- cross-posted to:
- android@fedia.io
- cross-posted to:
- android@fedia.io
In between been called out this weekend I’ve been playing with my #Fairphone4 which has #Calyxos and #MicroG . I’ve know about #Obtainium for a while but never thought I’d install it until now. Guess who loves it and I get new releases of apps before #Fdroid . I also ditched calyxos default launcher for #NiagraLauncher and I’m really loving the work flow. Even bought the full version and installed the apk with Obtanium. It maybe doesn’t look much but I like it. 😍
#Android
https://github.com/8bitPit/Niagara-Issues?tab=readme-ov-file
@doerk @GrapheneOS No I don’t tbh all I can say is I love it and the support from the calyxos devs is 1st class. I only have microg so I can run my UK banking apps otherwise I’d drop that too. As for my FP4 I have loved it from day one.

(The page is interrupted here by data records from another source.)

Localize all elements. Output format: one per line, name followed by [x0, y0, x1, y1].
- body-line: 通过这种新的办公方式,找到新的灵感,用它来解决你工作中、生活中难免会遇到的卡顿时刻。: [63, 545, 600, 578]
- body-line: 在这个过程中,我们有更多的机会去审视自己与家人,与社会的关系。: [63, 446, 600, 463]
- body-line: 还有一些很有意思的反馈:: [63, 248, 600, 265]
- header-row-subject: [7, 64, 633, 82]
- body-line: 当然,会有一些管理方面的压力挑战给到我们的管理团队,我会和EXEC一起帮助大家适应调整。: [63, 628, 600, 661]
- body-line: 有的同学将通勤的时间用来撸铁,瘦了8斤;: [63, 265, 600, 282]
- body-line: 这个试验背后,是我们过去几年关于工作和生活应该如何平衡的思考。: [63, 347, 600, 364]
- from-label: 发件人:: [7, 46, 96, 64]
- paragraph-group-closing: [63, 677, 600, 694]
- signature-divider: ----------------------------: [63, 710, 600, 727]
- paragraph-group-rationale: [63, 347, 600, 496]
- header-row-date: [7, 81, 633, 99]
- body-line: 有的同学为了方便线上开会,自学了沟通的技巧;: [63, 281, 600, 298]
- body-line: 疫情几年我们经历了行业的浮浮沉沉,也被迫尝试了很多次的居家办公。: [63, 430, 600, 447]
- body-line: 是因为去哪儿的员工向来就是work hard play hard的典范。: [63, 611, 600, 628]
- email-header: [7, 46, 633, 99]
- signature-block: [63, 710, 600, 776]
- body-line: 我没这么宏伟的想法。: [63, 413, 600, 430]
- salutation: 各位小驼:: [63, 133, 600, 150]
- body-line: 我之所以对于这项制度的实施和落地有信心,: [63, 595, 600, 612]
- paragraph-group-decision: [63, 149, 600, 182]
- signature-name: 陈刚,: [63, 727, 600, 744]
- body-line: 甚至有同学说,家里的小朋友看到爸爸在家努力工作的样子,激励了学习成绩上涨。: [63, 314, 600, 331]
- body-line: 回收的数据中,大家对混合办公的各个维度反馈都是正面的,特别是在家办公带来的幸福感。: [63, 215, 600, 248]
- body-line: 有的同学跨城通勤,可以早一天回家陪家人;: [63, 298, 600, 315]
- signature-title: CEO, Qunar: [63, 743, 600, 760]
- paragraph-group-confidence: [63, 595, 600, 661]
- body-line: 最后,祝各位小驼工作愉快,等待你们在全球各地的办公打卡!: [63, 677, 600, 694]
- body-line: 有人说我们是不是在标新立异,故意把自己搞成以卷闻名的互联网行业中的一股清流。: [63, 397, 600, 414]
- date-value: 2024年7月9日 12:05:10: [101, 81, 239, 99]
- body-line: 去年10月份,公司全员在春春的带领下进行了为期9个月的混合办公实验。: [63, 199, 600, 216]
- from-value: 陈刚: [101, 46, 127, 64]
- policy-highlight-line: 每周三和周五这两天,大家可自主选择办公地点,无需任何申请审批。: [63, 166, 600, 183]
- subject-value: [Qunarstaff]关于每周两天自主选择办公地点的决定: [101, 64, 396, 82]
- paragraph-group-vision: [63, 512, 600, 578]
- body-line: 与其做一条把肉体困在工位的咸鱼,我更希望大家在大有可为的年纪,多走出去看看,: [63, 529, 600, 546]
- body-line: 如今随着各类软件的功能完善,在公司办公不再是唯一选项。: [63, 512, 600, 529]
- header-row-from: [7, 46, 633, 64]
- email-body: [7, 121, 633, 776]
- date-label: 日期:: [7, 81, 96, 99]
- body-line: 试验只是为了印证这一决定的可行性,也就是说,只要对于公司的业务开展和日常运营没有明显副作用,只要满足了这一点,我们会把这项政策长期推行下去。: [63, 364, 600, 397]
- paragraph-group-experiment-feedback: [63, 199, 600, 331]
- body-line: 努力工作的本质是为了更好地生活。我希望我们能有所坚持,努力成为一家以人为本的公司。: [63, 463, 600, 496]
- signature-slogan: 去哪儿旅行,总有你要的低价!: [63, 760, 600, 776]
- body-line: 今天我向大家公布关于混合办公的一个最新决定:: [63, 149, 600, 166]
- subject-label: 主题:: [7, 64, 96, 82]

@justine@bsd.cafe @doerk@nrw.social Fairphone devices have very poor security and don’t meet our security requirements. They lack very basic security patches and features. Fairphones lag at least 1-2 months behind in applying the partial Android security backports and around a year for shipping the full patches. Even in the recent Fairphone 5, the SoC has CPU cores from 2021 and lacks security features like PAC and MTE. Fairphone doesn’t set up the standard SoC security features. FP4 lacked working verified boot.
@justine@bsd.cafe @doerk@nrw.social Our hardware security requirements are listed at https://grapheneos.org/faq#future-devices. GrapheneOS uses more hardware-based security features than the stock Pixel OS such as heavily using hardware memory tagging (MTE), much more heavily using pointer authentication (PAC), using hardware-based disabling of the USB-C port by default when locked (not software-based like AOSP, LineageOS and CalyxOS where most attack surface remains) and hardware-based attestation using pinning for Auditor.